Disadvantages: Coverage is likely to be inconsistent, but the latest product will help you determine the “correct” thickness by color intensity, ie if you apply the product and you see a light patch, you just Add more liquids. Additional surface preparation and treatment may be required. If there are large cracks or holes in the structure, you must fill it with cement or other troll-grade material before applying the overall coating. In addition, some liquid membranes require longer curing times for concrete before they can be applied to ensure proper bonding.

2. Hot Applied Liquid Rubber Foundation Waterproofing Products:

It is a rubber asphalt compound that forms a strong, flexible monolithic waterproofing membrane. Can also be installed on roofs.

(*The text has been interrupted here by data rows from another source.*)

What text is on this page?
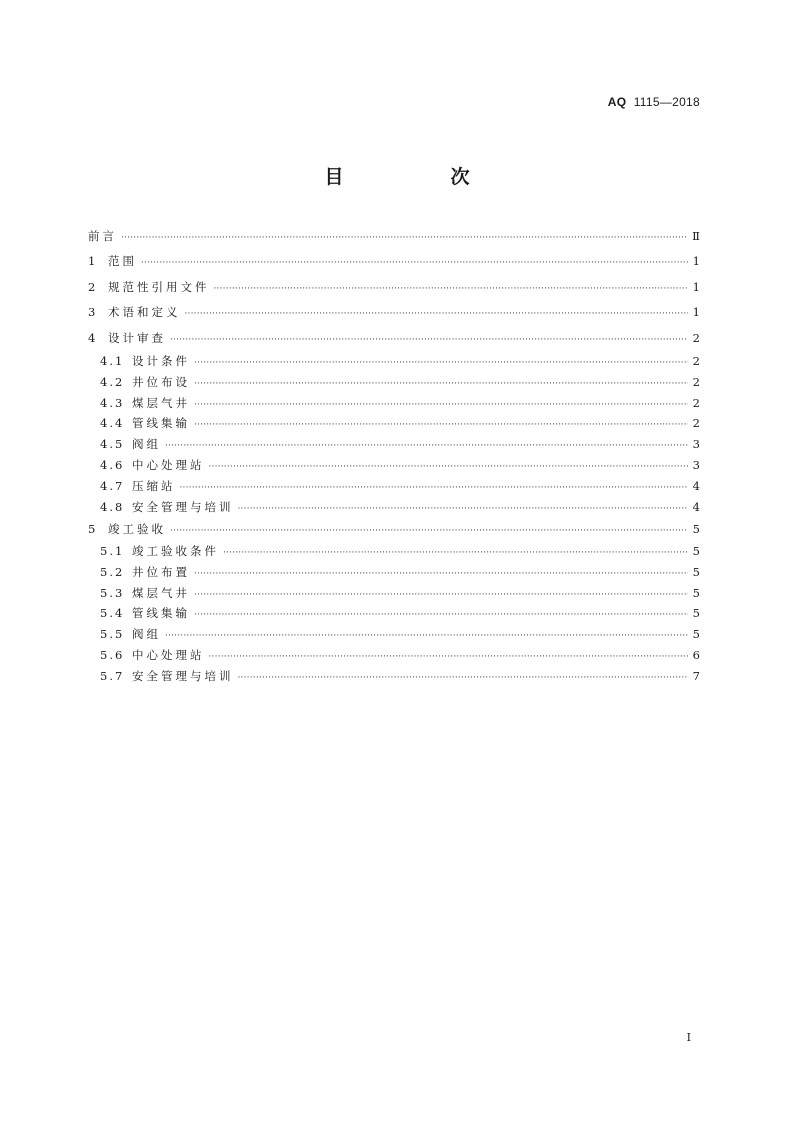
AQ 1115—2018
目　次
前言 ·····	Ⅱ
1	范围 ·····	1
2	规范性引用文件 ·····	1
3	术语和定义 ·····	1
4	设计审查 ·····	2
4.1 设计条件 ·····	2
4.2 井位布设 ·····	2
4.3 煤层气井 ·····	2
4.4 管线集输 ·····	2
4.5 阀组 ·····	3
4.6 中心处理站 ·····	3
4.7 压缩站 ·····	4
4.8 安全管理与培训 ·····	4
5	竣工验收 ·····	5
5.1 竣工验收条件 ·····	5
5.2 井位布置 ·····	5
5.3 煤层气井 ·····	5
5.4 管线集输 ·····	5
5.5 阀组 ·····	5
5.6 中心处理站 ·····	6
5.7 安全管理与培训 ·····	7
I
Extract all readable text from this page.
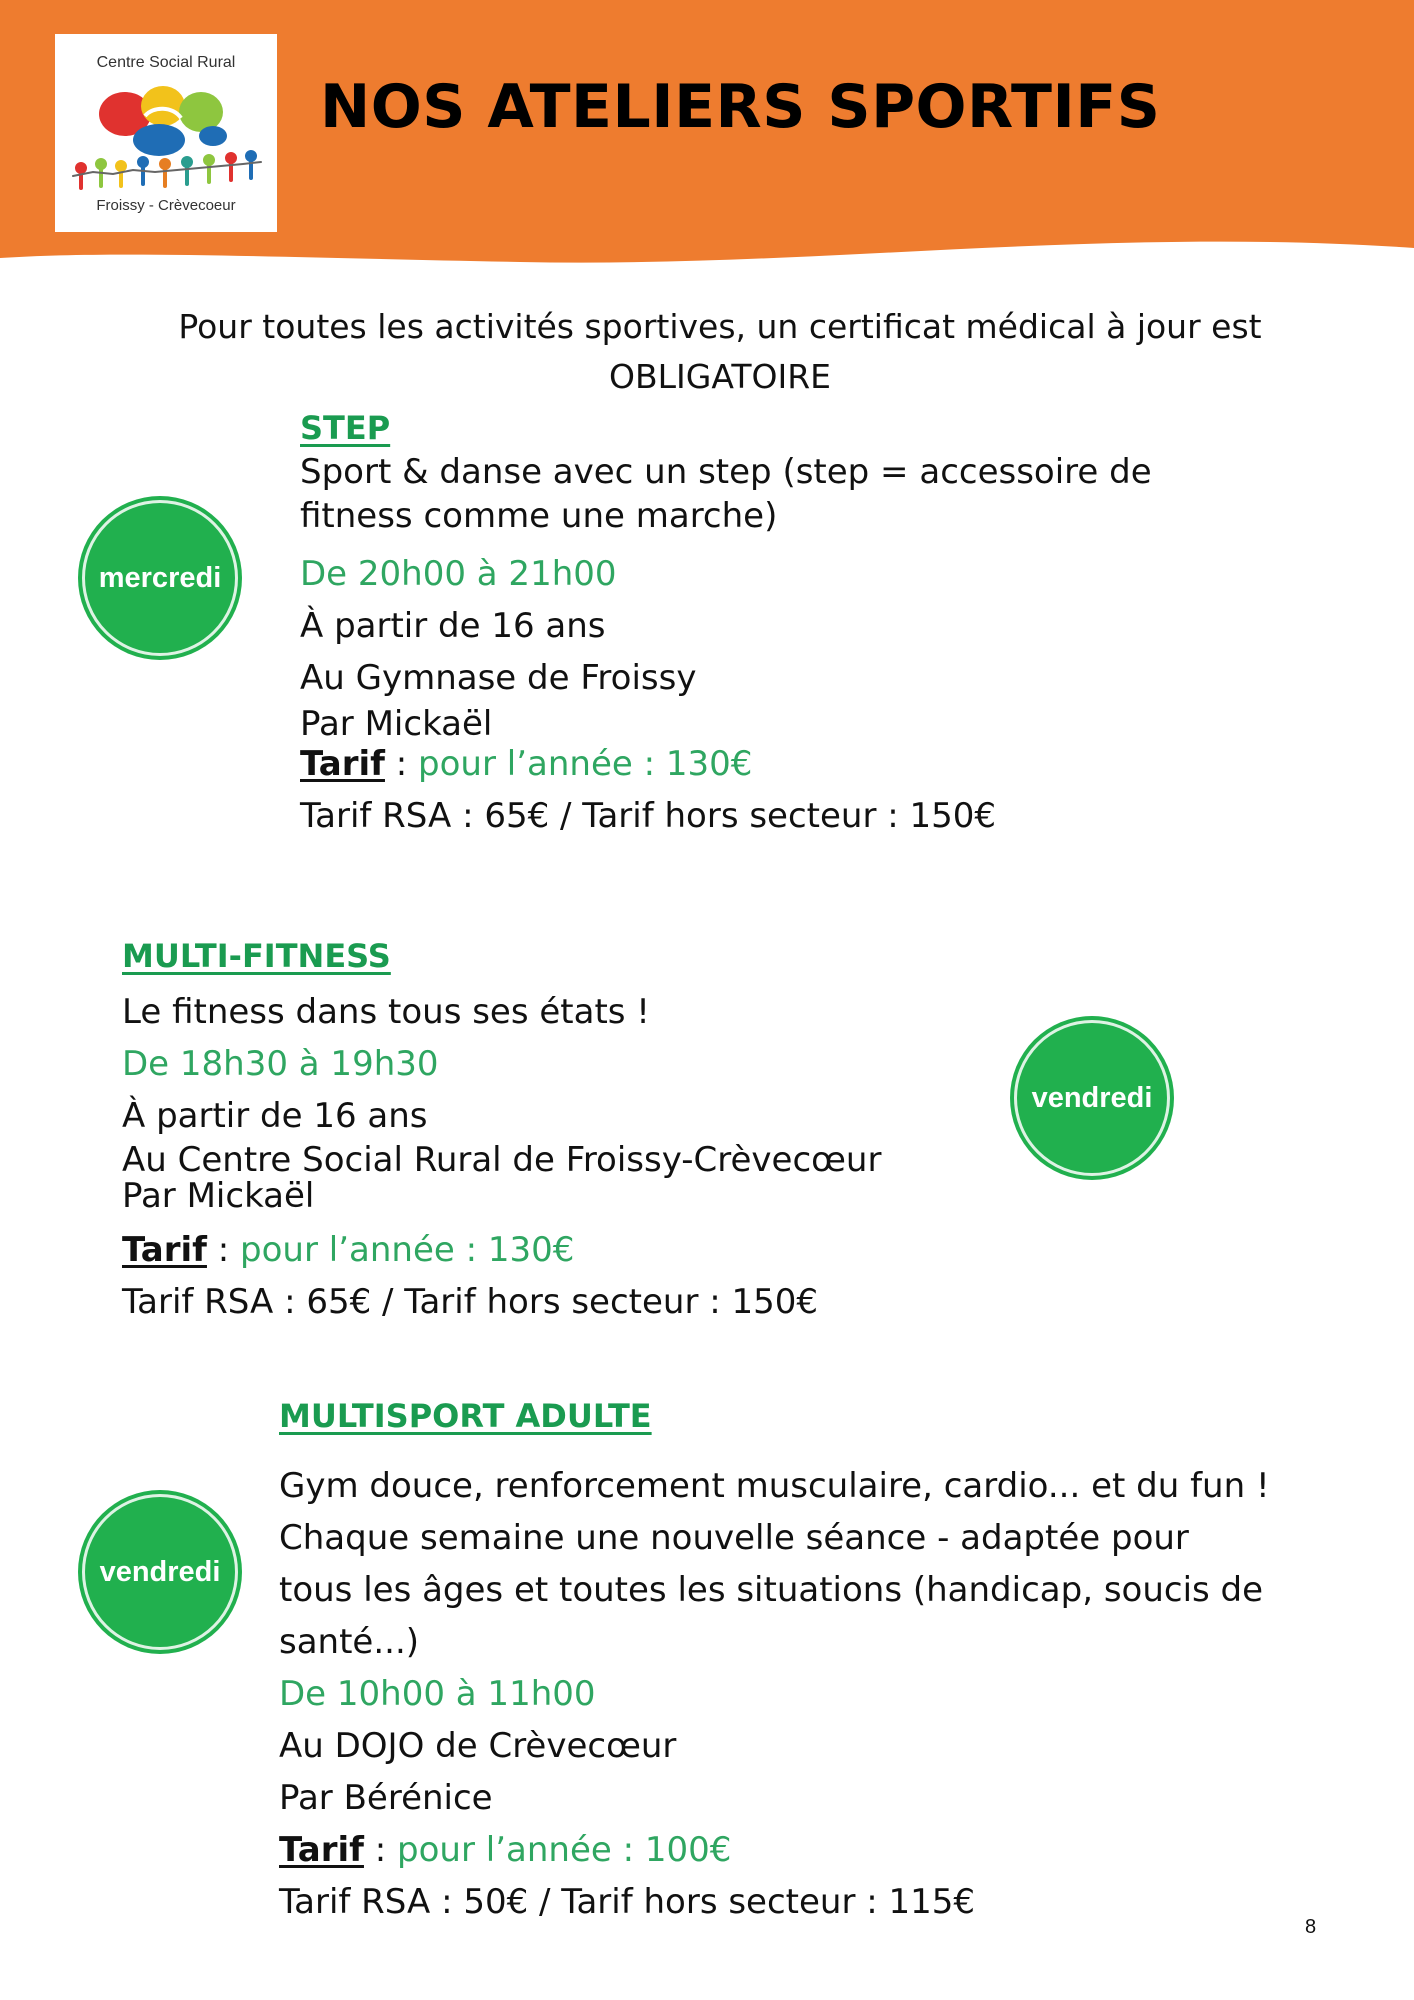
Centre Social Rural
Froissy - Crèvecoeur
NOS ATELIERS SPORTIFS
Pour toutes les activités sportives, un certificat médical à jour est
OBLIGATOIRE
mercredi
STEP

Sport & danse avec un step (step = accessoire de

fitness comme une marche)

De 20h00 à 21h00

À partir de 16 ans

Au Gymnase de Froissy

Par Mickaël

Tarif : pour l’année : 130€

Tarif RSA : 65€ / Tarif hors secteur : 150€

MULTI-FITNESS

Le fitness dans tous ses états !

De 18h30 à 19h30

À partir de 16 ans

Au Centre Social Rural de Froissy-Crèvecœur

Par Mickaël

Tarif : pour l’année : 130€

Tarif RSA : 65€ / Tarif hors secteur : 150€

vendredi
vendredi
MULTISPORT ADULTE

Gym douce, renforcement musculaire, cardio... et du fun !

Chaque semaine une nouvelle séance - adaptée pour

tous les âges et toutes les situations (handicap, soucis de

santé...)

De 10h00 à 11h00

Au DOJO de Crèvecœur

Par Bérénice

Tarif : pour l’année : 100€

Tarif RSA : 50€ / Tarif hors secteur : 115€

8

Benefits: Established at virtually any structural level. Ideal for rough surfaces. Monolithic, seamless, water tight, removes water and removes moisture. Provides strong protection due to the way it is implemented.

Disadvantages: The surface must first be primed with primer. The cost is high because the product has to be applied in layers – basically you apply the first coat of hot liquid rubber, then you have to quickly press on the sheet reinforced with cloth in this warm layer, then the hot liquid rubber. Apply a second coat. Waterproofing In addition, depending on the local building code you will need to apply 2 or 3 of these sheet layers. Because of this, the flexibility is low. And since it is hot, you have to be very careful – it is best to apply it by a certified specialist.

3. Sheet membrane

The most common are self-adhesive rubberized asphalt membranes consisting of rubberized asphalt laminated in a waterproof polyethylene film.

Benefits: The biggest permanent thickness is because they are “pre-fabricated” to the required standard. Mechanically strong, resistant to hydrostatic pressure. Even cover large holes or bad spots.

They can be applied to concrete, metal, wood or masonry surfaces.

Disadvantages: They are difficult to apply due to their high “viscosity”, and the cost is high in some places. At least 2 people need to be entered correctly to apply.
Lots of extra work = extra cost required. If there are irregularities on the surface, the sheet you want to cover must first be smoothed with a coat so that the surface can be smoothed. You will also need to learn about joint treatment, lap joints, corners, penetration, priming, patching, etc.

4. Cementitious water proofing

Cement-based flexible waterproof membrane. These may include Portland cement, acrylic sand mixes, plasticizers and other active waterproof chemicals to enhance its durability and effectiveness.

Benefits: Very easy to use, just mix the powder in water as recommended by the manufacturers and apply with a brush or troll. Very accessible – Available from masonry product suppliers, or specialized dealers. Paintable. Also comes in different colors. In most cases a coat is sufficient, although some areas may require the use of reinforcing mesh. low cost. Corrosion and weather resistant. Can be applied as a positive or negative side waterproofing.

Disadvantages: There is no flexibility – the cement is not stretched, so as the structure settles, cracks are likely to appear in the future. Prior to application, the surface must be free of protrusions, gaping cracks, oil, paint, water repellent and any other foreign material that may act as a bond breaker. Holes should be filled with approved block filler.

5. Bentonite water proofing

Bentonite is an underwater foundation waterproofing product consisting of sodium bentonite clay that is sandwiched between 2 layers of woven and non-woven puncture resistant polypropylene fabric. Comes as clay panels and sheets.

Benefits: Can absorb large amounts of water. And when it takes water into the soil, it blooms and pushes itself into cracks and gaps where it stays permanently as a barrier against water. It is flexible and resistant to most chemicals. Non-toxic, non-polluting. No smoke can be applied in cold weather.

Disadvantages: Due to the way the clay works, the cell does not form until the foundation is backfilled and the water reaches the bentonite material, which means you cannot verify the integrity of the seal.


As you can see, a lot depends on your own situation, needs, wants and what makes you feel comfortable. The best way is to talk to experts, check the manufacturers’ requirements, especially the time of concrete curing, temperature limits and additional labor requirements. Yes, foundation waterproofing may seem expensive at first glance, but remember that this is a long term solution which if applied properly will save you a lot of time, headaches and money in the future, so please, Don’t do that Stingy on it.